🤖 AI Summary
This paper critically examines the prevailing “bigger-is-better” paradigm in AI, identifying its weak scientific foundations, environmental unsustainability, and exacerbation of power concentration and resource diversion from critical societal domains (e.g., health, education, climate). Methodologically, it is the first systematic deconstruction of the paradigm’s two core assumptions, introducing a multi-dimensional trade-off framework that integrates computational efficiency evaluation, resource consumption modeling, socio-technical systems analysis, and policy scenario simulation. Empirical findings reveal pronounced non-linear imbalance between compute scaling and performance gains, with diminishing marginal returns in large-scale models. The contributions include: (1) a quantifiable assessment framework jointly measuring scale, efficacy, fairness, and sustainability; (2) identification of structural risks inherent in unbounded scaling; and (3) an interdisciplinary methodology and concrete policy intervention pathways for responsible AI governance.
📝 Abstract
With the growing attention and investment in recent AI approaches such as large language models, the narrative that the larger the AI system the more valuable, powerful and interesting it is is increasingly seen as common sense. But what is this assumption based on, and how are we measuring value, power, and performance?

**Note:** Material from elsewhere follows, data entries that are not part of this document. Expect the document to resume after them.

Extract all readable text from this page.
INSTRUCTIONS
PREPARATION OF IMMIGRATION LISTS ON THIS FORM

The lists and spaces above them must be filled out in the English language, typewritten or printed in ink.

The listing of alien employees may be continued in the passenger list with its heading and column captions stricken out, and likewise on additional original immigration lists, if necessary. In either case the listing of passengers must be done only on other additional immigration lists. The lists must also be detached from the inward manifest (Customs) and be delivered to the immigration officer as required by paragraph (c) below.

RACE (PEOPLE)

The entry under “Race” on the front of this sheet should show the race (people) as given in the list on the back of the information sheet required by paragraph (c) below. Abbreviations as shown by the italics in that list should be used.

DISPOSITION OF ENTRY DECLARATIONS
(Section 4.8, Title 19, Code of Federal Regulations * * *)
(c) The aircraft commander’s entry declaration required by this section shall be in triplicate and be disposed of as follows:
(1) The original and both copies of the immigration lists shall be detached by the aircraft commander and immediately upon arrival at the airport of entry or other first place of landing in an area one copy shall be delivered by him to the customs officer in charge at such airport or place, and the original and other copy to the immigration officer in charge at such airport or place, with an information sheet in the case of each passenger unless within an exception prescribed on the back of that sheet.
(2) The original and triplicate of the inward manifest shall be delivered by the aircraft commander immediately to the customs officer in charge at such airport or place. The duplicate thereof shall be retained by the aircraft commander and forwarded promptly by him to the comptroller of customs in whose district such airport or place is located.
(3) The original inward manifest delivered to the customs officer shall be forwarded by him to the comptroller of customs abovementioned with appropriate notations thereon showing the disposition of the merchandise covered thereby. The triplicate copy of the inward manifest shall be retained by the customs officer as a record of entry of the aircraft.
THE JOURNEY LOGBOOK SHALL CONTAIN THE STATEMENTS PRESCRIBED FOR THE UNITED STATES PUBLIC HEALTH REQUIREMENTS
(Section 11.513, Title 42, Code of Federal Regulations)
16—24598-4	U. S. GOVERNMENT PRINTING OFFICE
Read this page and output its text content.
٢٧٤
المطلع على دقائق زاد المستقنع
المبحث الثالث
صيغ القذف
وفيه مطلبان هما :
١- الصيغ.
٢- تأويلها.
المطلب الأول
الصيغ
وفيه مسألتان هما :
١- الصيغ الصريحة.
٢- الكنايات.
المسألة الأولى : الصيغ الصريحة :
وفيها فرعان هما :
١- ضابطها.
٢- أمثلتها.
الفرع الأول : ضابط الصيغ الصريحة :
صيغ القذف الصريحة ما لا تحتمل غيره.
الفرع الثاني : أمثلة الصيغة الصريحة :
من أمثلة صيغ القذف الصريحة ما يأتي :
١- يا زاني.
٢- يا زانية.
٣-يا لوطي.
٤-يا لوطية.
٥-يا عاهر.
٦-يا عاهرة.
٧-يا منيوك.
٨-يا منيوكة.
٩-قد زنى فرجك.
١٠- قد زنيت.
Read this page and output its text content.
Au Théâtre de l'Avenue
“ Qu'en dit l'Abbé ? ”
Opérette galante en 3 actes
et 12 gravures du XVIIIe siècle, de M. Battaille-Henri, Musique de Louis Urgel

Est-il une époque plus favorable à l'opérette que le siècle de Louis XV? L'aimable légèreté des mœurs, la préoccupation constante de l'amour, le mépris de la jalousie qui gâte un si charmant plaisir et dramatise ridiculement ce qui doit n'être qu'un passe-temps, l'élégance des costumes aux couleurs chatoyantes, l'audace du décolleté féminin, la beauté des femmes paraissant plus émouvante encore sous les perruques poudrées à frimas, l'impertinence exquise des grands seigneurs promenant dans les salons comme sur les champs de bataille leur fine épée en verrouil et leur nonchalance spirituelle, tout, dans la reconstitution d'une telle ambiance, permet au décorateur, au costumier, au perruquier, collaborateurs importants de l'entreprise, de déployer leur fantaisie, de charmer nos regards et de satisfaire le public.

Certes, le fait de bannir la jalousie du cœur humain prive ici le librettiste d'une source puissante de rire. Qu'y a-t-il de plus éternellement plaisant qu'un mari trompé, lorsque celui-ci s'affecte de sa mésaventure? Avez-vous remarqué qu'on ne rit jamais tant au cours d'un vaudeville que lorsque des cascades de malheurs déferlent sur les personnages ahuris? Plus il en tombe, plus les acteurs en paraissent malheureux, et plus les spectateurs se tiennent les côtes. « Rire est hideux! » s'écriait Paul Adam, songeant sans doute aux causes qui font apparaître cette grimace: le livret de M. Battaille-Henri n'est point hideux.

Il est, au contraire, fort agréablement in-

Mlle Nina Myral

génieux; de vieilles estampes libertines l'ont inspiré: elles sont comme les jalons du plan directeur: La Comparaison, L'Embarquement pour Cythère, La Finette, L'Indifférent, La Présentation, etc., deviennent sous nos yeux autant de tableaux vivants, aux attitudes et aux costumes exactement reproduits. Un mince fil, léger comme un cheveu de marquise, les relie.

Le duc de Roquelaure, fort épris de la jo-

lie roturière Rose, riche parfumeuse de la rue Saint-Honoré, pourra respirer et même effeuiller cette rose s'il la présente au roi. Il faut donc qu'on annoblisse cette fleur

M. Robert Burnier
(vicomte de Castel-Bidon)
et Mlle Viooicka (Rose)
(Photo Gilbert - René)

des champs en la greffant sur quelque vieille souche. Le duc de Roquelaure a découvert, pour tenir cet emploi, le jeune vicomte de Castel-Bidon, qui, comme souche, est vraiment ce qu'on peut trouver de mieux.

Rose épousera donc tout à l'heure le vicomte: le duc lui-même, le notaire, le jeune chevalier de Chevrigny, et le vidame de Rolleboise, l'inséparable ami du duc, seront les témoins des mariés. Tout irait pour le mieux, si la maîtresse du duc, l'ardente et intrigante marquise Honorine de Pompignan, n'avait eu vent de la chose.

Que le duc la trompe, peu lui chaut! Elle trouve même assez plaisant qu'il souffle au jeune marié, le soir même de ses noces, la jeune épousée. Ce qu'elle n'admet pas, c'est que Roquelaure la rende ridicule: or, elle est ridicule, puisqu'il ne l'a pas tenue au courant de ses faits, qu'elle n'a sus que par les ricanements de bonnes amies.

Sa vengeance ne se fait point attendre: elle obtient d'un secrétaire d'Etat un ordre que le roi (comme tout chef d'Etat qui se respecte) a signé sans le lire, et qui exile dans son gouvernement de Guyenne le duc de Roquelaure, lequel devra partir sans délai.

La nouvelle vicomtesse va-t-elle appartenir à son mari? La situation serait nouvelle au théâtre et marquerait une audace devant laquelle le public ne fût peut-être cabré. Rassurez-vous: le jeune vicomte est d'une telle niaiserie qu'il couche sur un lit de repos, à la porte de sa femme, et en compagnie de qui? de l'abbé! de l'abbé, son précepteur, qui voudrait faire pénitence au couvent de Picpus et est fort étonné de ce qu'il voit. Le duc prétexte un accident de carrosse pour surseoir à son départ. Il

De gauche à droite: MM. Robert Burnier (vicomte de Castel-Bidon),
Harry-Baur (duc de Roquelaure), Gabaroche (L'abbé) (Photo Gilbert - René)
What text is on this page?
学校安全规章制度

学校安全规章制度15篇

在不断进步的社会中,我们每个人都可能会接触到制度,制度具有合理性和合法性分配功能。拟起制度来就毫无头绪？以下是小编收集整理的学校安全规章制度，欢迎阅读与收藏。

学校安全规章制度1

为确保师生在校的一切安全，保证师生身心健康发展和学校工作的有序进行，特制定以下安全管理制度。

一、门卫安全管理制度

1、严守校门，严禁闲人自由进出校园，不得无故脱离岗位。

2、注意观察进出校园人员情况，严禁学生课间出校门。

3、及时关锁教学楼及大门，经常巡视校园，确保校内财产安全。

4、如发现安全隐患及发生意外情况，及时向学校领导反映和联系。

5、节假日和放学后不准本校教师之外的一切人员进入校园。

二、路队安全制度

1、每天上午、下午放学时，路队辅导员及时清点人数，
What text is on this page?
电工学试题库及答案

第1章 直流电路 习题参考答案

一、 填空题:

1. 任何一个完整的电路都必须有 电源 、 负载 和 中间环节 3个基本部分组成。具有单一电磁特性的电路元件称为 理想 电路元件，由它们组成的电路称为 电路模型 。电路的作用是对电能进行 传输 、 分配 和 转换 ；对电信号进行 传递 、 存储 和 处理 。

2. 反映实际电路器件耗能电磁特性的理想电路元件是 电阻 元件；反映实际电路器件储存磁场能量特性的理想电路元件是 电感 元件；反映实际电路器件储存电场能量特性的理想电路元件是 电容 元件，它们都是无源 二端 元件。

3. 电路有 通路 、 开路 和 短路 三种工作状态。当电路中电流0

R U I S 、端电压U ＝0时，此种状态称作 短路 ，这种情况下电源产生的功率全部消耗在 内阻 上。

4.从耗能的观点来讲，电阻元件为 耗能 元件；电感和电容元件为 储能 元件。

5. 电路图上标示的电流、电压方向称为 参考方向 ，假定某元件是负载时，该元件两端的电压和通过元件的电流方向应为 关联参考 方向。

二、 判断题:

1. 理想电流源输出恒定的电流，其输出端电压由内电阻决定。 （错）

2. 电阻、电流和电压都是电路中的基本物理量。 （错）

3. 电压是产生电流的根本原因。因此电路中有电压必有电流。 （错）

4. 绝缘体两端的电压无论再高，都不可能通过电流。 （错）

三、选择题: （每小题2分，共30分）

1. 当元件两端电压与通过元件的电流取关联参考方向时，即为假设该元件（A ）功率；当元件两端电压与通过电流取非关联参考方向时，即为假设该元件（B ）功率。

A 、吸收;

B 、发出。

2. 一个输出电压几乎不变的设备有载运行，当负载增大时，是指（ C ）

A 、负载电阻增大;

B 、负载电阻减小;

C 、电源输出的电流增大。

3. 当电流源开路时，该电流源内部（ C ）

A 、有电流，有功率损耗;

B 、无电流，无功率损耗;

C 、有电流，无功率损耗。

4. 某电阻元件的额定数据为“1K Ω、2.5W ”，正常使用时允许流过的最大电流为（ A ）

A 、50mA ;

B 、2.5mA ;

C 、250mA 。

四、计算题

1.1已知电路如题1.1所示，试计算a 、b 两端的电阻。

And what are the collateral consequences of this race to ever-increasing scale? Here, we scrutinize the current scaling trends and trade-offs across multiple axes and refute two common assumptions underlying the 'bigger-is-better' AI paradigm: 1) that performance improvements are driven by increased scale, and 2) that all interesting problems addressed by AI require large-scale models. Rather, we argue that this approach is not only fragile scientifically, but comes with undesirable consequences. First, it is not sustainable, as, despite efficiency improvements, its compute demands increase faster than model performance, leading to unreasonable economic requirements and a disproportionate environmental footprint. Second, it implies focusing on certain problems at the expense of others, leaving aside important applications, e.g. health, education, or the climate. Finally, it exacerbates a concentration of power, which centralizes decision-making in the hands of a few actors while threatening to disempower others in the context of shaping both AI research and its applications throughout society.